A scheme map of SXFEL at the campus of the Shanghai Synchrotron Radiation Facility.
CAS has decided to establish, as pre-research engineering projects for a hard X-ray free-electron laser (FEL) facility in the future, a soft X-ray FEL (SXFEL) experiment facility and an RF superconducting accelerator unit, according to a presentation made by Prof. ZHAO Zhentang, vice director-general of the CAS Shanghai Institute of Applied Physics (SINAP), at the 122nd session of the Eastern Forum of Science and Technology held on 11 and 12 December in Shanghai.
Using a relativistic electron beam as its working medium, FEL is a new kind of laser source that amplifies electromagnetic radiation via stimulated emissions in a periodic magnetic field. It is considered as an operational technical approach to the fourth-generation light sources as it has the widest frequency range of any laser type with high brightness and short pulses, and can be widely tunable.

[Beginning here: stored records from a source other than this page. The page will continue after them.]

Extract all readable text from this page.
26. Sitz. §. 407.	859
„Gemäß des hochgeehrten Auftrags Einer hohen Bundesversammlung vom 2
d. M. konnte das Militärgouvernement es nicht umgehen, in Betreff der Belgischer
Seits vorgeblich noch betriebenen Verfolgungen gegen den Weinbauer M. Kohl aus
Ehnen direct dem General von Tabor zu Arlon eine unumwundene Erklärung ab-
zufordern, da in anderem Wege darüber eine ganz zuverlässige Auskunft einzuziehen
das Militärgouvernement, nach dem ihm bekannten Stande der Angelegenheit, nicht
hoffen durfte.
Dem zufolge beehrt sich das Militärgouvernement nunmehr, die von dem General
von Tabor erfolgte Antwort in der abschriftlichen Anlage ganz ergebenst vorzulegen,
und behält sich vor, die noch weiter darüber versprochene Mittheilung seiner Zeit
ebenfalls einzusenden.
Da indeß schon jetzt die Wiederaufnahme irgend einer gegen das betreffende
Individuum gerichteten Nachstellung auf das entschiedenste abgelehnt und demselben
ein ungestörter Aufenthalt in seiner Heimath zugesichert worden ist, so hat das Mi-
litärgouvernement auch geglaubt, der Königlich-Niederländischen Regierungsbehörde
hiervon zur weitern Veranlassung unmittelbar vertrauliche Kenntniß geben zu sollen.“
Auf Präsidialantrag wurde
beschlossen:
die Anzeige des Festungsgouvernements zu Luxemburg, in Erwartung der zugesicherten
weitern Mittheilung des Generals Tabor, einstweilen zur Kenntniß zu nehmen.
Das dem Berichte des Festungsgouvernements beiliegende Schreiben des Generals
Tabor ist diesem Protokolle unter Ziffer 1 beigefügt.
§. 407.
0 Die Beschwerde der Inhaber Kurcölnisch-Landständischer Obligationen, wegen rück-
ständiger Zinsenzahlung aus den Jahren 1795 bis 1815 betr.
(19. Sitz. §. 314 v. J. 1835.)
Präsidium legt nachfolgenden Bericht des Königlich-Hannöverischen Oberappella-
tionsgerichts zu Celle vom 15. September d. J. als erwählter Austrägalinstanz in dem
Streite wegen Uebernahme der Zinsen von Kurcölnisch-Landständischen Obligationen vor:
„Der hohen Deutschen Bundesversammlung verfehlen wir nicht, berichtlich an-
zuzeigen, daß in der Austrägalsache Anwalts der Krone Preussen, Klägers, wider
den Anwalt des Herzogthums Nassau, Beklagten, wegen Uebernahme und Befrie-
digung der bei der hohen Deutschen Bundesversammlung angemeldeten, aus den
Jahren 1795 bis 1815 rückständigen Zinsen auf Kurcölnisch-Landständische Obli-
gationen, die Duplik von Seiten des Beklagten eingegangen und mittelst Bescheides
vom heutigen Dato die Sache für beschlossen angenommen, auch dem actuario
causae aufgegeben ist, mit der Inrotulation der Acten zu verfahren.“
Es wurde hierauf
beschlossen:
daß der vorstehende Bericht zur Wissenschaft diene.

Key technologies concerning the development of hard X-ray FEL facilities are highly challenging and very expensive. Therefore, all of the three such facilities now under construction in the world (LCLS in US, EURO-XFEL in Europe, and SCSS in Japan), were started with soft X-ray FEL.
A study on FEL test facility was initiated by a group of the CAS Institute of High Energy Physics (IHEP) in 2005, and such a kind of FEL R&D had been proposed by Prof. C. N. Yang, 1957 Nobel laureate in physics, in 1997, according to Prof. ZHAO, who is vice principal investigator of a research project on FEL with support from the National Basic Research Program.
After long discussions within the experts in Chinese physics community, CAS decided in 2007 to choose the Shanghai Synchrotron Radiation Facility campus as the facility site of SXFEL test facility and SINAP as its host institute. Its design and construction will be implemented under the close collaborations among IHEP, Tsinghua University and SINAP. Right now, a proposal for SXFEL is under the government's review.
The future SXFEL will be a 10nm two-stage cascading high gain and harmonic generation (HGHG) FEL demonstrator for performing the "proof of principle" of the cascading HGHG FEL and prototyping the key FEL technologies toward the HGHG based X-ray FEL, notes Prof. Zhao.